Hockey Fact: The Pittsburgh Penguins became the first NHL team in nearly 24 years to have three teenagers score goals in a game when Sidney Crosby, Jordan Staal and Kristopher Letang did so Thursday night against the Rangers. According to the Elias Sports Bureau, the last time three teens had goals in the same game for a team was Oct. 17, 1982. That's when 19-year-old Dave Andreychuk, 18-year-old Paul Cyr and 18-year-old Phil Housley scored in the Buffalo Sabres' 6-4 victory over Edmonton. Thursday's game marked the ninth time an NHL team had three teen goalscorers in a game.

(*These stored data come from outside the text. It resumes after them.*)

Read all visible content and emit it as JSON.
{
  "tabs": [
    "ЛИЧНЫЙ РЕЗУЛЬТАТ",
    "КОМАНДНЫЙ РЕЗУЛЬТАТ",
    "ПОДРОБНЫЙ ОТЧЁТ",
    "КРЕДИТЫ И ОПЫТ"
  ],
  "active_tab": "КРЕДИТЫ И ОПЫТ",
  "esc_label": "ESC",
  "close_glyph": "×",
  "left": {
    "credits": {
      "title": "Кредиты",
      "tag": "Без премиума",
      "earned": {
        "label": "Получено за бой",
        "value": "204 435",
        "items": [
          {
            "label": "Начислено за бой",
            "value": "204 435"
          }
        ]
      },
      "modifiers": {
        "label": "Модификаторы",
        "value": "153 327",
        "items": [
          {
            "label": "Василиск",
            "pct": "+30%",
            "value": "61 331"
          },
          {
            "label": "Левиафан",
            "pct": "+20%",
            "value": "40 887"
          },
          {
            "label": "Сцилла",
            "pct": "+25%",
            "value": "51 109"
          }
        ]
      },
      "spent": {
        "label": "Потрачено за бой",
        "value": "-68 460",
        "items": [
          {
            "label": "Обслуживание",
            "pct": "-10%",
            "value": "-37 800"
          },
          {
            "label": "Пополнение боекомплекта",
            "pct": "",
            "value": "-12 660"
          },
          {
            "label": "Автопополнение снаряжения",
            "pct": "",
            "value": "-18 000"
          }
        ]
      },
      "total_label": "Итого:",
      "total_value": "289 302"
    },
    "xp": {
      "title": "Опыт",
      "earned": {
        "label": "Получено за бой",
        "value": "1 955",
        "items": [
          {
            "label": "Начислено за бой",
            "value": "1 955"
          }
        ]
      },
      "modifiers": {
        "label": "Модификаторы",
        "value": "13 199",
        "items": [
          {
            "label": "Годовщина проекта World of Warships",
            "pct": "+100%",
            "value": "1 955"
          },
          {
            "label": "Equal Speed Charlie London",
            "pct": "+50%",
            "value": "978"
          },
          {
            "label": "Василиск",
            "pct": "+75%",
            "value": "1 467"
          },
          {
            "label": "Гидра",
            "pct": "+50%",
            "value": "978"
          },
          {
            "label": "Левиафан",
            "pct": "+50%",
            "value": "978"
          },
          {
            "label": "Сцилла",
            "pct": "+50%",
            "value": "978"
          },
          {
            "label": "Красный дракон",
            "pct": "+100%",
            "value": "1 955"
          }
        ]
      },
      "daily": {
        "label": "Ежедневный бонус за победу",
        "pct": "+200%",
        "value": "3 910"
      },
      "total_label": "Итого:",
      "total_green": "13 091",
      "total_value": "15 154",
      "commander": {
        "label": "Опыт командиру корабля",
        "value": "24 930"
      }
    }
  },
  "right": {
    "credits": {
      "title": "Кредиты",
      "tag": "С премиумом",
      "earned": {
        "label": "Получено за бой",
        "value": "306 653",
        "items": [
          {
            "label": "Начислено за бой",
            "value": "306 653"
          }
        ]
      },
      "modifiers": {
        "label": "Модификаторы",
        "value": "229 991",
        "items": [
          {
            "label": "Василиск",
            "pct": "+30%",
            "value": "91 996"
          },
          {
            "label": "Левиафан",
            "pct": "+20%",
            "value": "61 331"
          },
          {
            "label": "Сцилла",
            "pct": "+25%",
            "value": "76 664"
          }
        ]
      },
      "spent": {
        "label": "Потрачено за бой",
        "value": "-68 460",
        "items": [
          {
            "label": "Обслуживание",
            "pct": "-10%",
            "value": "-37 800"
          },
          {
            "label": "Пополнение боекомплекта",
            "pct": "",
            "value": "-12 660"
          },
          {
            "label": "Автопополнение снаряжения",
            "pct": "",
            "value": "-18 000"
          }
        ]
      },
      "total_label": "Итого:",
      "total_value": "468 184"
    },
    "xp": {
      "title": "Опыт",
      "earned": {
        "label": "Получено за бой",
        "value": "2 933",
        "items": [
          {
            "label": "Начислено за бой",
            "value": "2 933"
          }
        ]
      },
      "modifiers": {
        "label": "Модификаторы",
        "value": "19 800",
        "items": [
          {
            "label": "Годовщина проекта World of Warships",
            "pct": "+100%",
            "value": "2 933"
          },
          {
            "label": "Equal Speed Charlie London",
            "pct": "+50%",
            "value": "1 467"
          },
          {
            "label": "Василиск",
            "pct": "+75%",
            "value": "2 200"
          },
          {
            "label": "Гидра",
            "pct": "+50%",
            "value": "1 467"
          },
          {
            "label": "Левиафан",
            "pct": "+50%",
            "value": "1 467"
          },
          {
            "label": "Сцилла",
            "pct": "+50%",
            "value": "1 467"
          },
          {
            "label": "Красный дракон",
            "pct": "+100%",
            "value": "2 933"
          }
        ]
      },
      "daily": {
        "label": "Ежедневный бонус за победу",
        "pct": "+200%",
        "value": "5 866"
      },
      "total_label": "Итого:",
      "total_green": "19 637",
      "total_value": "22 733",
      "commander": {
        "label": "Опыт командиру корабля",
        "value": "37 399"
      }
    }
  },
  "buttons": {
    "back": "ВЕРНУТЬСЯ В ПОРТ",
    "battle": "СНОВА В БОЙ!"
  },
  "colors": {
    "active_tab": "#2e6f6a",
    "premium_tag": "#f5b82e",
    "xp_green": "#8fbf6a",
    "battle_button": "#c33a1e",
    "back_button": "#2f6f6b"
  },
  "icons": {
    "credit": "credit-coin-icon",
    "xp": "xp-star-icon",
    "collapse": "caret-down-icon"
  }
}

I like your predictions for this season, but I think after watching this first week of games that your point projections for some of these players will be a little too low. I think there will be easily more 100-point scorers this year than last season. What do you think?
Robert Price Neumann
That is a great point, Bob. There is definitely more let go now than this point last season, when the new standard was introduced. Also, as parity continues to increase, the league will likely become more defensive. Annnnnnd, as we have written here in the past few years, the evolution of the goalie has been breathtaking. That is why I believe that bigger nets are still something that can help the game.
What do you think about the new ¾-inch stick curve rules implemented this year? Does it really matter that much? Will the Europeans just cheat more towards 1 inch? Will hockey become Jai Lai on ice?
Sick and confused,
Players will always cheat in every sport because more productivity means more money.
My dad has been to every Flyers home opener for the last 35 years until this year. Because of me. He chose to drive to Upstate New York and babysit for his 2-year-old granddaughter so I could go to a wedding in Maine with my husband. Despite Philly's loss, I know he wishes he had been watching the shootout from his seat in Section 119. What can I do to repay him, besides ensuring that his granddaughter doesn't become a Rangers fan?
Thanks for your insight,
Buy him an autographed copy of Keith Jones autobiography, "Jonesy," due in late winter/early spring.